Em uma entrevista para Barbara Walters, dia 14.12.12, o presidente Obama disse (conforme síntese de Jorge G. Castañeda, em El País de 31.12.12, p. 22): (a) que a aplicação da lei federal proibitiva das drogas nos Estados de Colorado e Washington não é uma prioridade do seu governo (melhor é perseguir os “peixes gordos”; (b) que é contra a legalização das drogas, “neste momento” (é o primeiro presidente que sinaliza mudanças nessa política para o futuro); (c) o país inteiro deve manter um diálogo nacional sobre a disjuntiva entre a legalização estadual e a lei federal sobre drogas.
 
 
No âmbito da América Latina, a surpresa ficou por conta do Uruguai (de Mujica), que está pretendendo (desde agosto de 2012) ser o primeiro país a legalizar a maconha no nosso entorno cultural.

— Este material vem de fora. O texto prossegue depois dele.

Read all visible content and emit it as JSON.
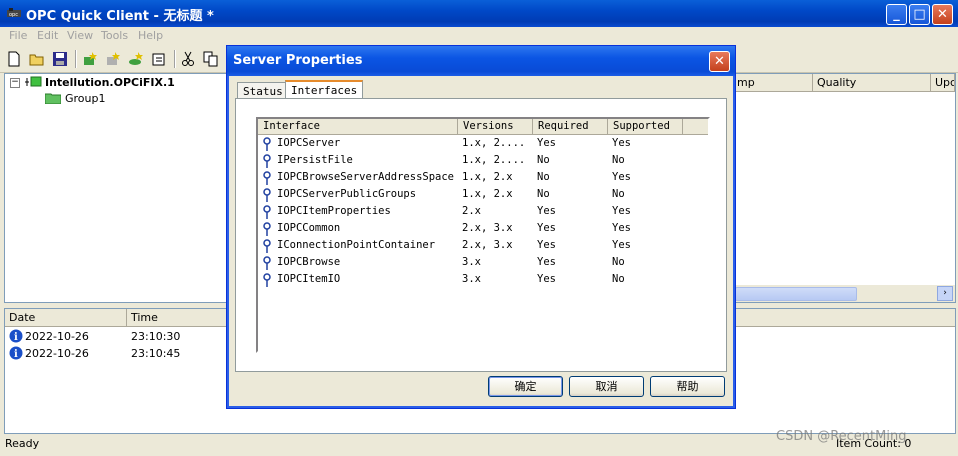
{
  "window": {
    "title": "OPC Quick Client - 无标题 *"
  },
  "menu": [
    "File",
    "Edit",
    "View",
    "Tools",
    "Help"
  ],
  "tree": {
    "server": "Intellution.OPCiFIX.1",
    "group": "Group1"
  },
  "item_list": {
    "columns": [
      "mp",
      "Quality",
      "Upc"
    ]
  },
  "log": {
    "columns": [
      "Date",
      "Time"
    ],
    "rows": [
      {
        "date": "2022-10-26",
        "time": "23:10:30"
      },
      {
        "date": "2022-10-26",
        "time": "23:10:45"
      }
    ]
  },
  "status": {
    "text": "Ready",
    "item_count": "Item Count: 0"
  },
  "watermark": "CSDN @RecentMing",
  "dialog": {
    "title": "Server Properties",
    "tabs": [
      "Status",
      "Interfaces"
    ],
    "active_tab": "Interfaces",
    "columns": [
      "Interface",
      "Versions",
      "Required",
      "Supported"
    ],
    "rows": [
      {
        "interface": "IOPCServer",
        "versions": "1.x, 2....",
        "required": "Yes",
        "supported": "Yes"
      },
      {
        "interface": "IPersistFile",
        "versions": "1.x, 2....",
        "required": "No",
        "supported": "No"
      },
      {
        "interface": "IOPCBrowseServerAddressSpace",
        "versions": "1.x, 2.x",
        "required": "No",
        "supported": "Yes"
      },
      {
        "interface": "IOPCServerPublicGroups",
        "versions": "1.x, 2.x",
        "required": "No",
        "supported": "No"
      },
      {
        "interface": "IOPCItemProperties",
        "versions": "2.x",
        "required": "Yes",
        "supported": "Yes"
      },
      {
        "interface": "IOPCCommon",
        "versions": "2.x, 3.x",
        "required": "Yes",
        "supported": "Yes"
      },
      {
        "interface": "IConnectionPointContainer",
        "versions": "2.x, 3.x",
        "required": "Yes",
        "supported": "Yes"
      },
      {
        "interface": "IOPCBrowse",
        "versions": "3.x",
        "required": "Yes",
        "supported": "No"
      },
      {
        "interface": "IOPCItemIO",
        "versions": "3.x",
        "required": "Yes",
        "supported": "No"
      }
    ],
    "buttons": {
      "ok": "确定",
      "cancel": "取消",
      "help": "帮助"
    }
  },
  "colors": {
    "title_blue": "#0048c7",
    "dialog_border": "#0831d9",
    "close_red": "#c4401c"
  }
}
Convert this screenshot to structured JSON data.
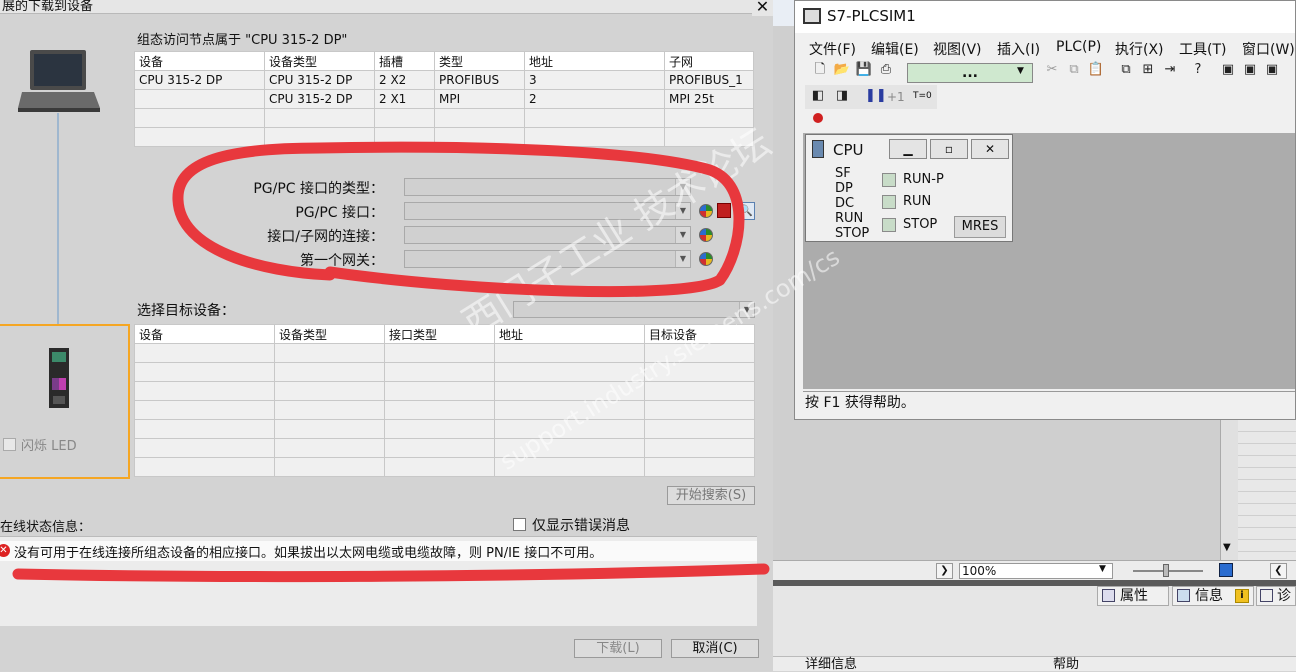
{
  "dialog": {
    "title": "展的下载到设备",
    "close": "✕",
    "config_caption": "组态访问节点属于 \"CPU 315-2 DP\"",
    "config_table": {
      "headers": [
        "设备",
        "设备类型",
        "插槽",
        "类型",
        "地址",
        "子网"
      ],
      "rows": [
        [
          "CPU 315-2 DP",
          "CPU 315-2 DP",
          "2 X2",
          "PROFIBUS",
          "3",
          "PROFIBUS_1"
        ],
        [
          "",
          "CPU 315-2 DP",
          "2 X1",
          "MPI",
          "2",
          "MPI 25t"
        ]
      ]
    },
    "pgpc_type_label": "PG/PC 接口的类型：",
    "pgpc_label": "PG/PC 接口：",
    "subnet_conn_label": "接口/子网的连接：",
    "gateway_label": "第一个网关：",
    "select_target_label": "选择目标设备：",
    "target_table": {
      "headers": [
        "设备",
        "设备类型",
        "接口类型",
        "地址",
        "目标设备"
      ]
    },
    "flash_led": "闪烁 LED",
    "start_search": "开始搜索(S)",
    "status_label": "在线状态信息：",
    "only_errors": "仅显示错误消息",
    "error_message": "没有可用于在线连接所组态设备的相应接口。如果拔出以太网电缆或电缆故障，则 PN/IE 接口不可用。",
    "download_button": "下载(L)",
    "cancel_button": "取消(C)"
  },
  "watermark": {
    "line1": "西门子工业 技术论坛",
    "line2": "support.industry.siemens.com/cs"
  },
  "plcsim": {
    "title": "S7-PLCSIM1",
    "menu": [
      "文件(F)",
      "编辑(E)",
      "视图(V)",
      "插入(I)",
      "PLC(P)",
      "执行(X)",
      "工具(T)",
      "窗口(W)"
    ],
    "access_combo": "...",
    "cycle_plus": "+1",
    "t0": "T=0",
    "status_bar": "按 F1 获得帮助。",
    "cpu": {
      "title": "CPU",
      "leds": [
        "SF",
        "DP",
        "DC",
        "RUN",
        "STOP"
      ],
      "modes": [
        "RUN-P",
        "RUN",
        "STOP"
      ],
      "mres": "MRES"
    }
  },
  "bottom": {
    "zoom": "100%",
    "tabs": [
      "属性",
      "信息",
      "诊"
    ],
    "detail": "详细信息",
    "help": "帮助"
  },
  "colors": {
    "annotation_red": "#e8383d",
    "highlight_orange": "#f5a623",
    "led_off": "#c8dcc8"
  }
}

Atualmente o consumo de drogas já está descriminalizado no país. A droga, no entanto, continua proibida. Houve recuo do presidente Mujica, logo após a divulgação de uma pesquisa em que a maioria se mostrou contra a legalização. Os parlamentares dizem, no entanto, que o projeto terá prosseguimento (em 2013), mas não será fácil vencer a resistência norte-americana. Até mesmo a oposição acha boa a ideia de clubes de cultivo (não a liberalização geral, sim, clubes privados de cultivo, tal como os existentes na Espanha).
 
 
Os defensores da política da guerra repressiva, sobretudo ao usuário, estão perdendo várias batalhas. Cada vez mais contam com ferrenhos opositores, no mundo todo (na Europa, sobretudo), que estão adotando políticas alternativas, levando o usuário para o campo da saúde pública e/ou privada. A droga continua proibida, mas o usuário deixa de ser um problema de polícia e da Justiça criminal.
 
 
A Holanda (que é pioneira na política de tolerância com as drogas leves, desde os anos 70) não pode servir de apoio aos repressivistas porque ela não fechou, em 2012, os “cafés” (“coffee shops”) especializados na venda de drogas leves, sim, apenas proibiu que sejam frequentados por pessoas não residentes no país (pretende, com isso, evitar o turismo das drogas).
 
 
Não se pode ter a ilusão de que a política repressiva norte-americana vá desaparecer de uma hora para outra. Porém, como disse Castañeda (El País de 31.12.12, p. 22), “depois de vários decênios de repressão, sangue e criminalização, as coisas começam a mudar [sobretudo nos EUA e na América Latina]. Que lástima que demoraram tanto”.  - Elaborado em 01/2013.